In September, Gaddafi dispatched an envoy, Ahmad Shahati, to Washington with a personal message of reconciliation to Reagan. But U.S. intelligence officials had begun to receive reports that Libyan hit teams were out to kill Reagan. By the time U.S. Charge d'Affaires Chapman narrowly missed being assassinated in Paris in November, Washington had made up its mind about Gaddafi's true intentions. As Haig put it: "I think it underlines the urgency of dealing with the problem [Gaddafi] in an effective, prudent, unequivocal way."
To some students of Gaddafi's elusive persona, it is no great surprise that he would send hit teams in pursuit of a powerful American President who had spurned him. "He feels justified in using terrorism and is able to justify his excesses because of the deprivations of his people during his youth," says a U.S. Government official. "He feels very menaced, and he will strike out at a superpower. It is difficult for a person like that to see the results of his actions. It is all mixed up with his image of himself as a victim, someone persecuted and hounded."
If that analysis of Gaddafi is sound, the desert denizen who sees himself as the slighted messiah of a scorned nation may have launched a frightful new era in modern-day terrorism. To be sure, the 20th century does not lack for examples of political murder. But the threat of assassination of a head of government may now have been elevated by Gaddafi, in an era of worldwide terrorism, to a conscious act of statecraft by a sovereign nation. "For years after World War II, heads of state were considered off-limits to assassination teams," observes Paul Wilkinson, professor of international relations at Aberdeen University, Scotland. "If the reports are true, we are being faced with a sinister new development."
Indeed, some analysts see in hit teams an entirely new form of international belligerence.
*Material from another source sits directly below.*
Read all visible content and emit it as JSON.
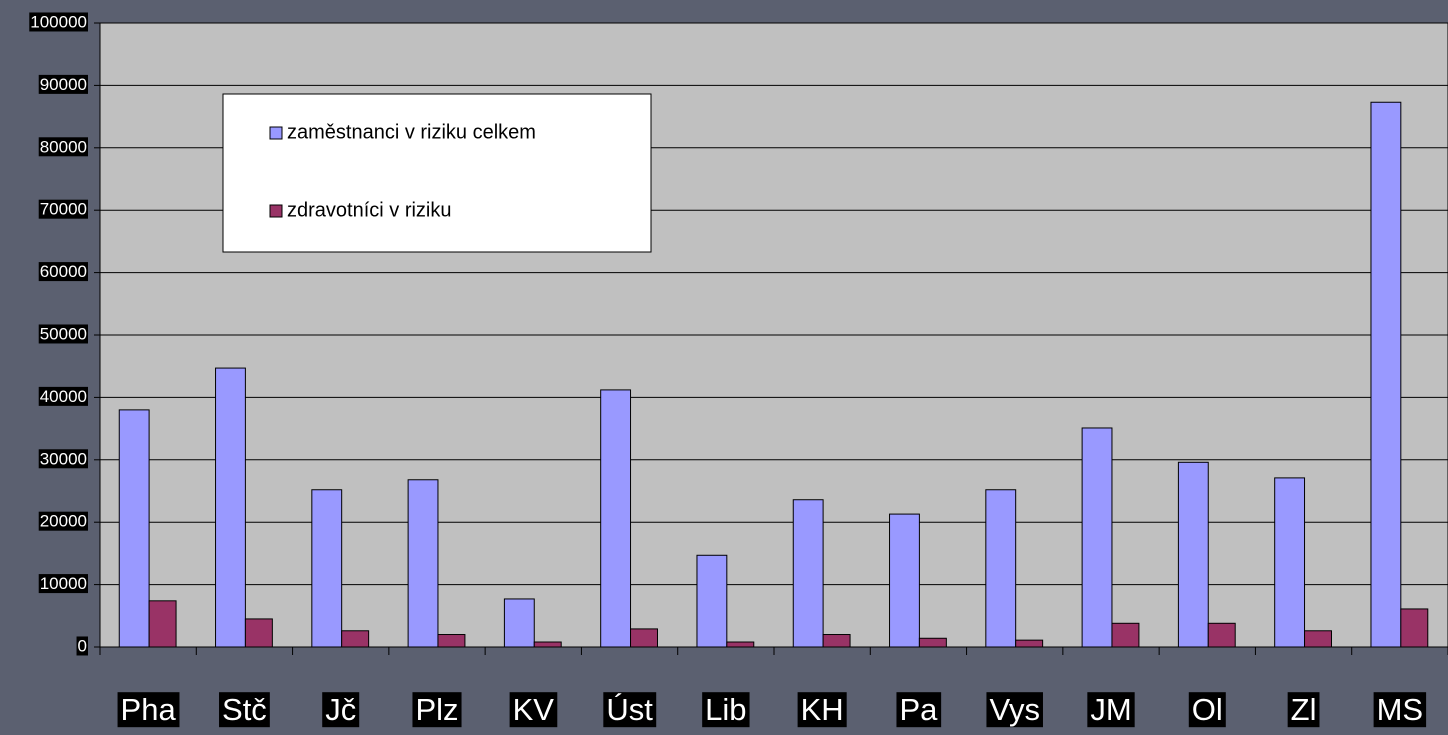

Says Gaddis Smith, chairman of Yale's history department: "If one places any emphasis on the legal definition of war, this would be an act of war, just as surely as dropping bombs on a country." Others view the notion of hit teams as an inevitable escalation in the level of terrorism of the past few years. "It's ironic that in this day, this era, people are surprised," says Ray Cline, executive director at Georgetown's Center for Strategic and International Studies. "As an educational exercise for the American public, I suppose it [the story of the hit teams] may be a good thing. It will alert Americans to the number of violence-prone governments that would have no hesitation in putting out a contract on others."